Because I want to use this column to do more showing than telling, I thought I’d share a few photos of our outstanding ambassador group and a little about some of their career plans.
Involving young leaders like this in our work at Farm Bureau is helping the next generation become part of our food and farm community. It is also a reminder there are fantastic young people in the world. You should feel good about your membership supporting them.
An important self-imposed goal in my new job is getting out to every county throughout the next year to meet and talk with members about our organization. I’d also like to use social media to connect with members, too. I invite you to visit my Facebook page at fb.me/AdamSharpFarmBureau.
Let’s start a long and productive conversation here, across the table.
Haley Kocher from Crawford County and a student at Ohio State has a dream of starting a farm camp for kids, based on her experience working for Stratford Ecological Center in Delaware. Her work at the state fair will undoubtedly provide new ideas as well. Haley also worked at the farm market at Pickwick Place in Bucyrus this summer.
Erin Jennings is a high school student at Felicity Franklin in Clermont County, but she already has a career goal of advocating for agriculture “on a professional basis.” That’s code for lobbying. Not long ago, Erin met Yvonne Lesicko, Farm Bureau’s new vice president of public policy, who inspired this career path and now Erin has a mentor to guide her along.

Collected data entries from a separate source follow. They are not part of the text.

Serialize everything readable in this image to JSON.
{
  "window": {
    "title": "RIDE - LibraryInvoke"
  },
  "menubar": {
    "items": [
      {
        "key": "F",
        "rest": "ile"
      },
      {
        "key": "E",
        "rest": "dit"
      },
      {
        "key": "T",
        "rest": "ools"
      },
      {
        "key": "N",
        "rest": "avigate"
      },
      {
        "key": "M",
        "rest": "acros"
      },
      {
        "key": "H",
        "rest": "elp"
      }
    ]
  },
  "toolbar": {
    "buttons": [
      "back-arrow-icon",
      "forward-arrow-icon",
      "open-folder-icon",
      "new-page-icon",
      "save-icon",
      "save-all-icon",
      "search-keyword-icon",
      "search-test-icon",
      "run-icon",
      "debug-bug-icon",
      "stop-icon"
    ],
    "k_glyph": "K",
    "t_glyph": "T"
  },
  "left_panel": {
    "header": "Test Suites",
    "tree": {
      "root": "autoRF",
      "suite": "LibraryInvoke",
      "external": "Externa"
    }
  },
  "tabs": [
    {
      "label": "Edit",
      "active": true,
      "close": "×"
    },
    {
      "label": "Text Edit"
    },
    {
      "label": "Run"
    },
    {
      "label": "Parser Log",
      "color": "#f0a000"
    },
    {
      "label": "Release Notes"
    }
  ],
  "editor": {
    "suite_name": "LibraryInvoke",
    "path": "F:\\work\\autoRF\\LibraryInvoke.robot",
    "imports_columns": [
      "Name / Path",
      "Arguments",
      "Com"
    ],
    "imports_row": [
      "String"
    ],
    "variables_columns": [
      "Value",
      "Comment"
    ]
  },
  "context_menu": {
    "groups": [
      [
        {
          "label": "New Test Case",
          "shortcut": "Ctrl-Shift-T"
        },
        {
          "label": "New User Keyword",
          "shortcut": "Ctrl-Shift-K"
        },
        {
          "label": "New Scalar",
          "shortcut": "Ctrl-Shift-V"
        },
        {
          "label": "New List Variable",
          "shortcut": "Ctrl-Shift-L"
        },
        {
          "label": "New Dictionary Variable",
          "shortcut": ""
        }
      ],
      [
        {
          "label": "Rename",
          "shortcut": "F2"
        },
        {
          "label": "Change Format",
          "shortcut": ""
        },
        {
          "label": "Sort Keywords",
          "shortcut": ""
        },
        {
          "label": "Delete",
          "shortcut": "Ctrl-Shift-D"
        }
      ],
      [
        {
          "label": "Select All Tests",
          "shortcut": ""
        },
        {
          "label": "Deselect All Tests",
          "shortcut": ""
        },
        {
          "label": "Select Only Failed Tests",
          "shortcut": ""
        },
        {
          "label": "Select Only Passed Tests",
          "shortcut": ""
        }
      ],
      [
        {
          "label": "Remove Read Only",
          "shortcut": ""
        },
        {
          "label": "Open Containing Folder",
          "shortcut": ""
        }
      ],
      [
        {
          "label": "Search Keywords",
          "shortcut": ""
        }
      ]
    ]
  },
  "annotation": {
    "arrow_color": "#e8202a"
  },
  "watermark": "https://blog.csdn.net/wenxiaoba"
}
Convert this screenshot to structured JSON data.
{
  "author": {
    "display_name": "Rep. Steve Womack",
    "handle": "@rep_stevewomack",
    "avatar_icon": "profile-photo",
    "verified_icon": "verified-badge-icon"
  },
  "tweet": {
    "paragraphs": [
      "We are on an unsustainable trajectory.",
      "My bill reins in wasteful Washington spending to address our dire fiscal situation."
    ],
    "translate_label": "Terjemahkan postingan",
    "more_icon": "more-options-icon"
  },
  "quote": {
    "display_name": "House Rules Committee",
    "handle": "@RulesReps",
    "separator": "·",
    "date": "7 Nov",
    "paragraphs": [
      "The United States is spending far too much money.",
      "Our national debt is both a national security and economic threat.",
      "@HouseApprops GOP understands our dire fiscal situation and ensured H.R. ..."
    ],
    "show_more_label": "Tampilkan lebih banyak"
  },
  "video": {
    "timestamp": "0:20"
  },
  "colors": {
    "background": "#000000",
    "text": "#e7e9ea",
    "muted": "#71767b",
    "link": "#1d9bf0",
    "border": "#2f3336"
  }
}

Kayla Orso from Hamilton County recently received her bachelor’s degree in animal sciences and this fall will start work on a master’s degree in veterinary public health. She wants to study zoonotic diseases (these are diseases that can be spread between humans and animals, such as rabies or West Nile virus). Before this summer she had never been to the Ohio State Fair, and the experience helped her realize there’s “a place for everybody in agriculture.”
Milan Pozderac from Knox County will be a freshman at Ohio State this fall majoring in environmental sciences. He wants to be a soil scientist and help farmers with sustainable farming practices. Milan won a national FFA award in soil science in 2015.
Planning for Farm Bureau’s Land and Living exhibit at the 2016 Ohio State Fair was tasked to interns, opposite page from left, Kara Griffith of Clark County, Mallorie Wippel of Pickaway County and lead intern Lauren Corry of Greene County. These young ladies spent months planning and executing the activities in the Nationwide Donahey Ag & Hort Building during the fair.
Featured Image Caption: New Ohio Farm Bureau Executive Vice President Adam Sharp takes a selfie with Farm Bureau ambassadors and future agricultural professionals who spent countless hours working for Ohio Farm Bureau at the Nationwide Donahey Ag & Hort Building during the annual Ohio State Fair.